In February, Fullerton began offering free wireless Internet service over 24 blocks in the city’s core, a project financed with $50,000 from the redevelopment agency and one that proponents hope will lure people -- and their spending -- downtown.

People such as James Campbell, who sat on a bench one recent day with his laptop reading e-mail and buying airline tickets while his 2-year-old daughter played at a downtown park.

Advertisement

“It was great,” Campbell said. “It frees us of those chains that bind us to our desk at home.”

Fullerton officials aren’t alone in seeing wireless Internet service, or WiFi, as an important part of redevelopment plans. From Los Angeles to Long Beach to Riverside, cities across Southern California -- and the nation -- are spending big bucks or recruiting donors to bring free WiFi to downtown areas, and in some cases to entire cities.

The networks, installed by cities and created with radios perched on streetlights, have a greater range than the “hot spots” popular in coffeehouses. Having WiFi access is becoming more important to people such as business travelers, who are choosing hotels based on whether they have free WiFi, said Curt Gibbs of Los Angeles’ Community Redevelopment Agency. Gibbs wants to attract those very people to linger downtown.

“Having Internet access is so important to doing business,” said Gibbs, whose agency will soon begin spending $25,000 a year to bring free WiFi to downtown’s Pershing Square.

Officials in Long Beach credit free WiFi with helping aid their downtown redevelopment. Soon after WiFi was launched there in 2003, Long Beach landed a major technology conference.

Other cities are looking at other advantages that city-sponsored WiFi networks can bring. Anaheim is building a pilot network for the city and its police and fire departments with about $1.4 million from the U.S. Department of Homeland Security.

Advertisement

A WiFi network allows patrol officers in San Mateo to receive high-quality mug shots while pursuing a suspect. In Fullerton, police tested a device that electronically scans fingerprints from a patrol motorcycle and sends them to a regional database. Other cities are considering WiFi networks that will message a parking enforcement officer’s personal digital assistant when a parking meter’s time expires.

Some cities want to broaden WiFi access. Philadelphia’s mayor has proposed building a citywide WiFi network that could cost $10 million.

But skeptics say cities are taking a gamble with taxpayer dollars by wading into a highly competitive telecommunications industry, in which some companies have gone bankrupt trying to build up WiFi.

Also potentially complicating matters is a new technology called WiMax, critics say. The proposed new standard promises to transmit wireless signals as far as 30 miles. WiMax signals can either be converted into WiFi signals or transmitted directly to WiMax-enabled devices. Intel, which is promoting WiMax, believes the new devices could start rolling out in 2006 or 2007.

“What happens if a city deploys a WiFi network and suddenly a WiMax provider comes along?” said Jeremy Stern, a lawyer for telecommunications companies. “The city is left with a stranded investment.”

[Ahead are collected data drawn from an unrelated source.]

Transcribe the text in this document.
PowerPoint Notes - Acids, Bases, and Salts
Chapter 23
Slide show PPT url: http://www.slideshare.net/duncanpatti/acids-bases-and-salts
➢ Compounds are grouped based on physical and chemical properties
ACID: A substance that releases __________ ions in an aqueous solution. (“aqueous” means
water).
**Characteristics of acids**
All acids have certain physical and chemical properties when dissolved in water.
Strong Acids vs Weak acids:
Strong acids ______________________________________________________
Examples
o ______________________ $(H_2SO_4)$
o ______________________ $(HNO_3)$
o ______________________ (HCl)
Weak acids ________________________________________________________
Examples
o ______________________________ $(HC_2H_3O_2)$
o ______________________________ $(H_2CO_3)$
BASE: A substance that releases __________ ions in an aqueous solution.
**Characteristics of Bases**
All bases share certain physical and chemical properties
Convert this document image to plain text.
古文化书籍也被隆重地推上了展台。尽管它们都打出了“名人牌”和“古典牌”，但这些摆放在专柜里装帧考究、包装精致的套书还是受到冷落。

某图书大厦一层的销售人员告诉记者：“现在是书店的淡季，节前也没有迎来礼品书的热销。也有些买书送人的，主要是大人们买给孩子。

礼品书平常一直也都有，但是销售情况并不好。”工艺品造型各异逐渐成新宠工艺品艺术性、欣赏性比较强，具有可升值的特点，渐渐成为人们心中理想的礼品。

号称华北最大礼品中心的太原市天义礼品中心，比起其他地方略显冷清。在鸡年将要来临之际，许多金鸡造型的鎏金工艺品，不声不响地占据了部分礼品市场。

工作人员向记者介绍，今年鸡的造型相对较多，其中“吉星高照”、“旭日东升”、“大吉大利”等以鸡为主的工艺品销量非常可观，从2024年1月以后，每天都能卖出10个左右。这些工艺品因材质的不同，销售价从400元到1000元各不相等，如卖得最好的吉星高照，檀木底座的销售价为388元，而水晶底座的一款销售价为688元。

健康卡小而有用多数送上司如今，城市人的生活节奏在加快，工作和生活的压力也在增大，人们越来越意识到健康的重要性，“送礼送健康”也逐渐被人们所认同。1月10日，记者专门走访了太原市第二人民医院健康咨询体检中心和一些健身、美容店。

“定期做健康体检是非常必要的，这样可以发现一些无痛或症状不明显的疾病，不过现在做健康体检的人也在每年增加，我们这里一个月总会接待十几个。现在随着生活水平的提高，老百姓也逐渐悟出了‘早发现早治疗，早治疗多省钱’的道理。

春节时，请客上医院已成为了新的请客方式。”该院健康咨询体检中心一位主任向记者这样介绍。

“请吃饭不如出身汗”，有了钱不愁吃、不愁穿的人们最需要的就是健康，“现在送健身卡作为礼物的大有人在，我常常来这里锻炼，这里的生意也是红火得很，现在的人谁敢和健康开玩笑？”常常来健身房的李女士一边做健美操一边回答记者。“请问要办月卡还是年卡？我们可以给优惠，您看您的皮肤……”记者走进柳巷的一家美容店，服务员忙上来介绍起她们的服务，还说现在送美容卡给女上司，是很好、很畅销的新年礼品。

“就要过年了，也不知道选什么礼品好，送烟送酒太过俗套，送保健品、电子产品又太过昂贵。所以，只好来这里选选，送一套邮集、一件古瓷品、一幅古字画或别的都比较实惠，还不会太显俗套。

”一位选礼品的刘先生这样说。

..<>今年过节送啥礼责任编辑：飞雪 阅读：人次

But some analysts say WiMax could take much longer to roll out than Intel hopes. They note that industry groups have yet to finalize the WiMax technology and warn that initial WiMax devices will be costly.

Advertisement

In contrast, most laptops sold today already come equipped with a WiFi device, with at least 75 million WiFi-equipped devices worldwide already in existence.

“We won’t be getting WiMax computers in 2006. You’d have to get the whole world to throw out their WiFi chips,” said Esme Vos, founder of MuniWireless.com, a website about ongoing citywide wireless broadband projects.

Telecommunications companies in about a dozen states are seeking legislation to limit cities’ support of WiFi networks.

But cities maintain that there are huge benefits to implementing WiFi systems, which will not only serve residents but also make city operations more efficient. The completion of a network of WiFi-equipped utility meters in Corpus Christi, Texas, for instance, will allow the city to reassign 40 employees who now have to hunt around garages and backyards to read them, said Leonard Scott, an information technology manager.